Но так и не вернулся.
Помню, как мама впервые посадила меня под домашний арест.
Я был совершенно потрясен этим событием.
Хотя, казалось бы, что такого – посидеть дома? В родных, так сказать, стенах? Многие дети сидят под домашним арестом – и ничего ведь, не умирают. Даже больше того, вообще никуда идти не хотят. А зачем, спрашивается? Дома у них телевизор, видео, компьютер, музыкальный центр и даже, может быть, игровая приставка.
Ну а мы даже представить себе не могли день без гулянья. Как это? Не выйти во двор? Не походить по родным лужам? Стыдясь самого себя, из-за занавески наблюдать, как люди
чертят классики, разбивают битой горку пятаков или, не дай бог, затевают слона?
...Да ведь и никакой бытовой техники у наших родителей пока еще не имелось.
Телевизор и то был черно-белый. А так еще мог быть приемник трехпрограммный. Магнитофон. Утюг, может быть, электрический на шнуре. Проигрыватель «Юность» с пластинками.
Для полноценного отдыха, прямо скажем, маловато. Да и появились эти вещи как-то неожиданно. Родители еще не успели к ним привыкнуть. Трогать руками практически не разрешали.
Приходилось сидеть дома и ничего не трогать руками. По телевизору днем показывали таблицы для настройки изображения.
Поэтому приходилось изобретать довольно странные способы проводить время.
* * *
Итак, мама ушла на работу и оставила меня под домашним арестом. От этого я немедленно почувствовал себя опять маленьким. Когда из дому выходить нельзя, а дома делать совершенно нечего.
Я лег на диван и стал представлять, как бывало прежде, разные чудеса на обоях, сощурив изо всех сил один глаз. От такого усиленного сощуривания, как известно, узоры на обоях должны расплываться и превращаться в дурацкие лица, фигурки животных, дворцы и пистолеты. Но они не хотели превращаться и только обиженно мигали в ответ.
Тогда я решил поправить свое здоровье и пошел на кухню. Намазав кусок черного хлеба толстым слоем горчицы, посыпав его перцем и солью и налив стакан холодной воды, я с вожделением съел свой любимый фирменный бутерброд (секрет которого открыл еще, кажется, во втором классе) и залил его обжигающей и в то же время чудесной на вкус холодной водой из-под крана.

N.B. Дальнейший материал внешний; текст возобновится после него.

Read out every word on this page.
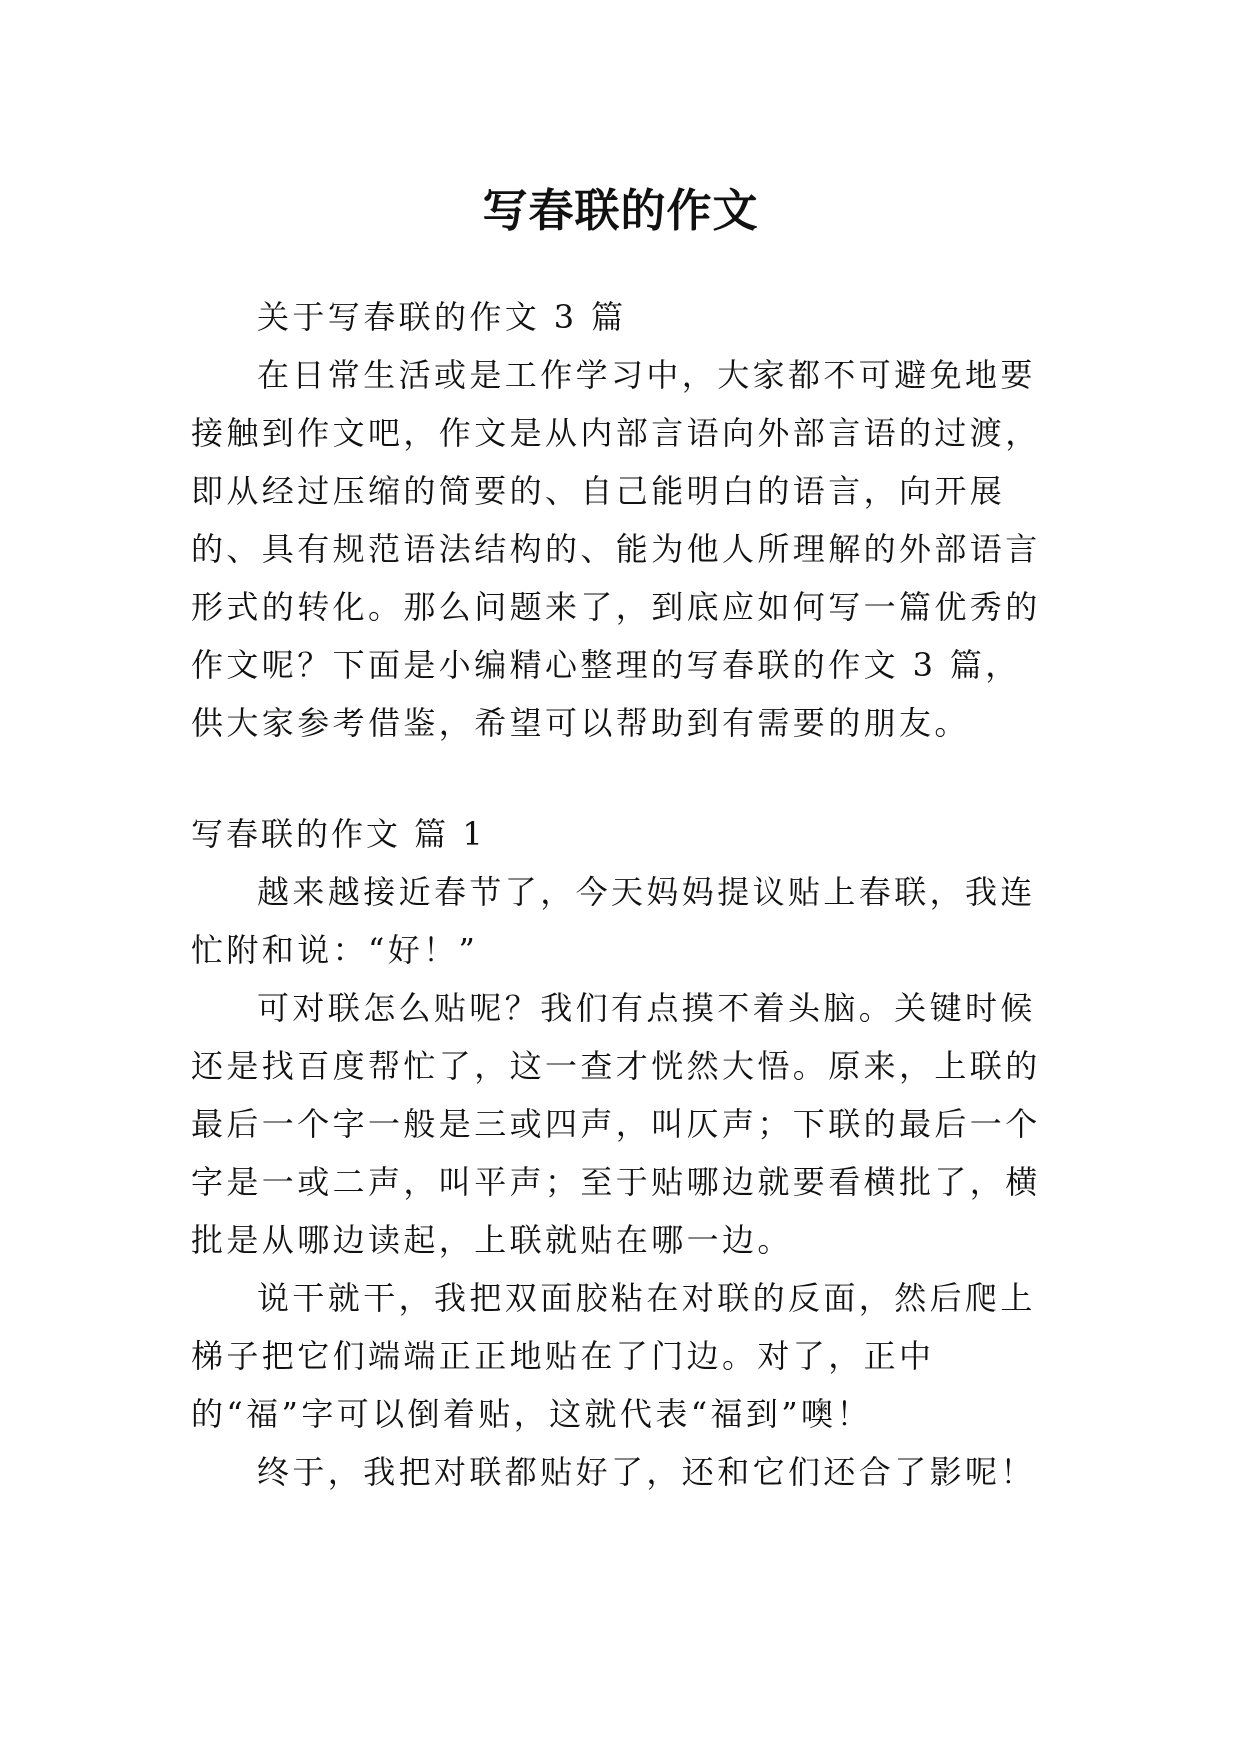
写春联的作文

关于写春联的作文 3 篇

在日常生活或是工作学习中，大家都不可避免地要接触到作文吧，作文是从内部言语向外部言语的过渡，即从经过压缩的简要的、自己能明白的语言，向开展的、具有规范语法结构的、能为他人所理解的外部语言形式的转化。那么问题来了，到底应如何写一篇优秀的作文呢？下面是小编精心整理的写春联的作文 3 篇，供大家参考借鉴，希望可以帮助到有需要的朋友。

写春联的作文 篇 1

越来越接近春节了，今天妈妈提议贴上春联，我连忙附和说：“好！”

可对联怎么贴呢？我们有点摸不着头脑。关键时候还是找百度帮忙了，这一查才恍然大悟。原来，上联的最后一个字一般是三或四声，叫仄声；下联的最后一个字是一或二声，叫平声；至于贴哪边就要看横批了，横批是从哪边读起，上联就贴在哪一边。

说干就干，我把双面胶粘在对联的反面，然后爬上梯子把它们端端正正地贴在了门边。对了，正中的“福”字可以倒着贴，这就代表“福到”噢！

终于，我把对联都贴好了，还和它们还合了影呢！
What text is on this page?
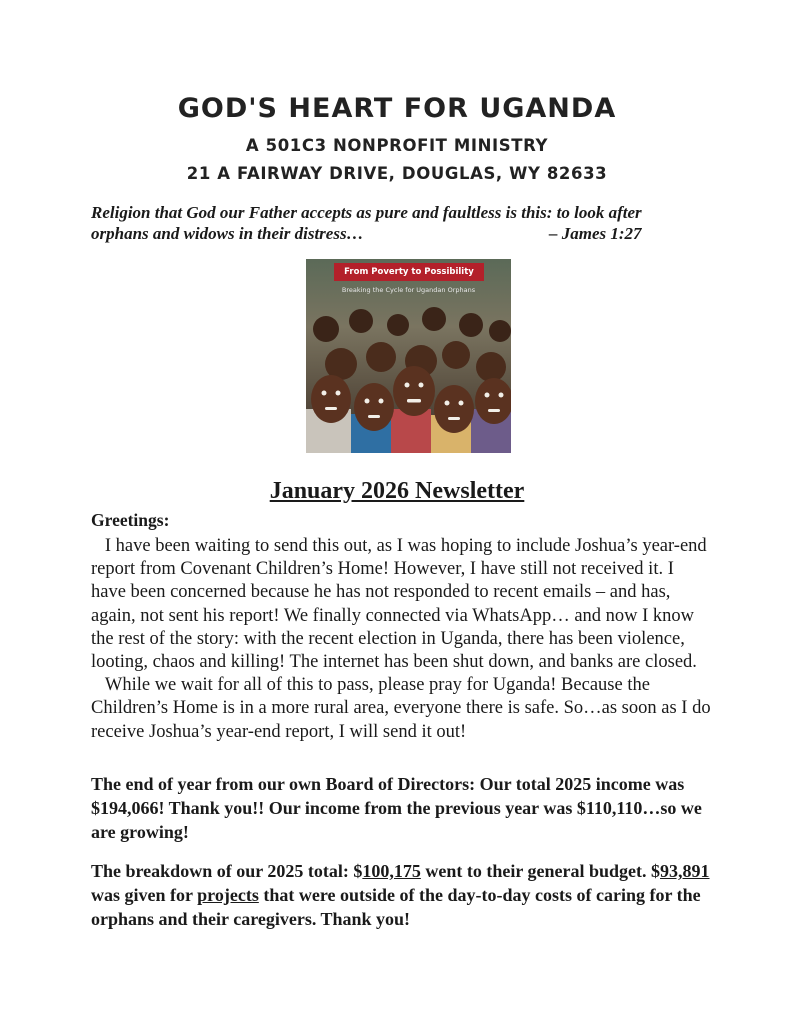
GOD'S HEART FOR UGANDA
A 501C3 NONPROFIT MINISTRY
21 A FAIRWAY DRIVE, DOUGLAS, WY 82633
Religion that God our Father accepts as pure and faultless is this: to look after
orphans and widows in their distress…	– James 1:27
From Poverty to Possibility
Breaking the Cycle for Ugandan Orphans
January 2026 Newsletter
Greetings:

I have been waiting to send this out, as I was hoping to include Joshua’s year-end report from Covenant Children’s Home! However, I have still not received it. I have been concerned because he has not responded to recent emails – and has, again, not sent his report! We finally connected via WhatsApp… and now I know the rest of the story: with the recent election in Uganda, there has been violence, looting, chaos and killing! The internet has been shut down, and banks are closed.

While we wait for all of this to pass, please pray for Uganda! Because the Children’s Home is in a more rural area, everyone there is safe. So…as soon as I do receive Joshua’s year-end report, I will send it out!

The end of year from our own Board of Directors: Our total 2025 income was $194,066! Thank you!! Our income from the previous year was $110,110…so we are growing!
The breakdown of our 2025 total: $100,175 went to their general budget. $93,891 was given for projects that were outside of the day-to-day costs of caring for the orphans and their caregivers. Thank you!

Затем я опять лег на диван и стал прислушиваться к своему животу. Живот удовлетворенно бурчал и булькал. Горчица и перец, как всем известно, вызывают веселое покалывание в мозгах. Теперь мне стало окончательно ясно, что я – это действительно я, но только вот одиночество какое-то не мое. Раньше оно было сладким, теплым и уютным. Теперь меня окружало холодноватое и круглое одиночество совершенно без углов и пещер. Но ничего, подумал я, нет худа без добра. Это даже интересно – попробовать сделать так же, как раньше.